A lot has been written on the OPM Breach. It is huge and possibly larger. The most important piece of information about the breach is how it was discovered. An assessment was being done on computer systems to add monitoring tools. That was when the breach was discovered. That is very, very important.
Breach of systems are happening all the time. Not every system, but many systems out there are being breached. Most of the breaches occur without anyone’s knowledge. You have to actively look for activity indicative of a breach. You have to be able to recognize when a breach is occurring. The kind of intrusion detection that has to occur has to keep pace with the changes in technology.
Hacking Did Evolve
Hacking is no longer about disrupting systems. Machine disruption is a tool of limited use. Hacking to compromise people socially can be far more devastating. You do not need security on a computer to keep the computer from failing. You can usually get a computer back up, even if it is not the same one. Especially if you have a solid backup. Rather you need security to keep you from failing in the social sphere. That includes maintaining your job, finances, and responsibilities. Powerful hacking can destroy all three.
Learning through Hacking
Hacking should never, ever be outlawed. Just the opposite, hacking should be given full support. Knowing that a system is vulnerable is something you should know. Few things are as dangerous as false security. There is a difference between that and how you use the information you access. Provable harm to others that greatly damages lives in specific circumstances is where the focus should be rather than the tools and processes that are indifferent to motivation.
The Internet of Everything isn’t for Everything
Sometimes the best solution is to stop doing something. Perhaps it would be better that some systems, some pieces of critical information are never within reach or proximity of a public computer network. The design of a computer network for some scenarios can indirectly become someone else’s honey pot. A self-inflicted wound as they say.
It is not that anything is wrong with computer networks. The issue is you cannot continuously certify all end points and nodes. Those end points are subject to either great variation or glacial evolution to a proven level of resilience against compromise. In some cases, you need 100% certainty that no compromise is possible and anything less than 100% is inadequate. When defining a computer system for those circumstances, regarding a system design, if the answer cannot be guaranteed for the life of the system, it is probably best to stay with pure natural solutions. As inconvenient as they may be.
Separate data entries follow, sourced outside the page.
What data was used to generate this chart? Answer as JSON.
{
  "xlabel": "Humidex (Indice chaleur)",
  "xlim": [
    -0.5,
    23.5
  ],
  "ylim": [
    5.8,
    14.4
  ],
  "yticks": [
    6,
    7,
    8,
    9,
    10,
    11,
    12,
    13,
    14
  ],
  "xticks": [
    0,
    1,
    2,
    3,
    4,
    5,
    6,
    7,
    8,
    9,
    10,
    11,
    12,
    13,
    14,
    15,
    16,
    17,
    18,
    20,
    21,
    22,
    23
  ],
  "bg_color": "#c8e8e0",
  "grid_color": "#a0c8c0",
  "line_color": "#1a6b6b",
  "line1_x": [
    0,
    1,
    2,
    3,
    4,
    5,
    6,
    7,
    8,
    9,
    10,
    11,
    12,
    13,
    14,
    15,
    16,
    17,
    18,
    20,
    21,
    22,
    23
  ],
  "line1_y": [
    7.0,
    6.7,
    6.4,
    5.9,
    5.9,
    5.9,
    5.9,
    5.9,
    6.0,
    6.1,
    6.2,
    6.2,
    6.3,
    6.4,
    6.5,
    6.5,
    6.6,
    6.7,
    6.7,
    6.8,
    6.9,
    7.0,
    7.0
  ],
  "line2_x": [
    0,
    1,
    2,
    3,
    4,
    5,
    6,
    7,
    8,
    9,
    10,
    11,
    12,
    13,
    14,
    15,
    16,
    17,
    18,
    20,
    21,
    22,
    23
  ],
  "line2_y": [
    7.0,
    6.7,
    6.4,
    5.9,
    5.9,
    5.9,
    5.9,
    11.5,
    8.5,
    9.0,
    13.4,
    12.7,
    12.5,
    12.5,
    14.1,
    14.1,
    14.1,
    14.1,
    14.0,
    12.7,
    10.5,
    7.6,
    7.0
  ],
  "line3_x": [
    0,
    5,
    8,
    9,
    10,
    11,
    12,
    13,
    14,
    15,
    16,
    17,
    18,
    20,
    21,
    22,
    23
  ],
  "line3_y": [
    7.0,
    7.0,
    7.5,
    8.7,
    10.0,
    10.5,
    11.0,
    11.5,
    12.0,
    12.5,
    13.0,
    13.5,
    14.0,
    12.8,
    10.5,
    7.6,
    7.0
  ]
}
A breach the size of OPM or even in the minute case of a single person may be far less convenient.
The, Does it Go Online Test
How do you use computer systems? You use them under the assumption of an unsecured line. Only transmit info that you would not object to others overhearing. That is the only test you apply to computer systems. Do not store secure data, in private, long-term. Do not store secure data, in the public cloud, short-term. During that planned short-term store of an hour or a month a breach can occur.
Making the Choice
Exceptions to the test are in instances of quick data transfers over encrypted lines. Shopping online is an example of a quick data transfer of your credit card info. Sending in a job application bearing your social security number is another. You may not have a choice in those cases, but when you do, consider the sensitivity of the info before you type or click send. When you have a choice and the info is sensitive, prefer to send nothing at all.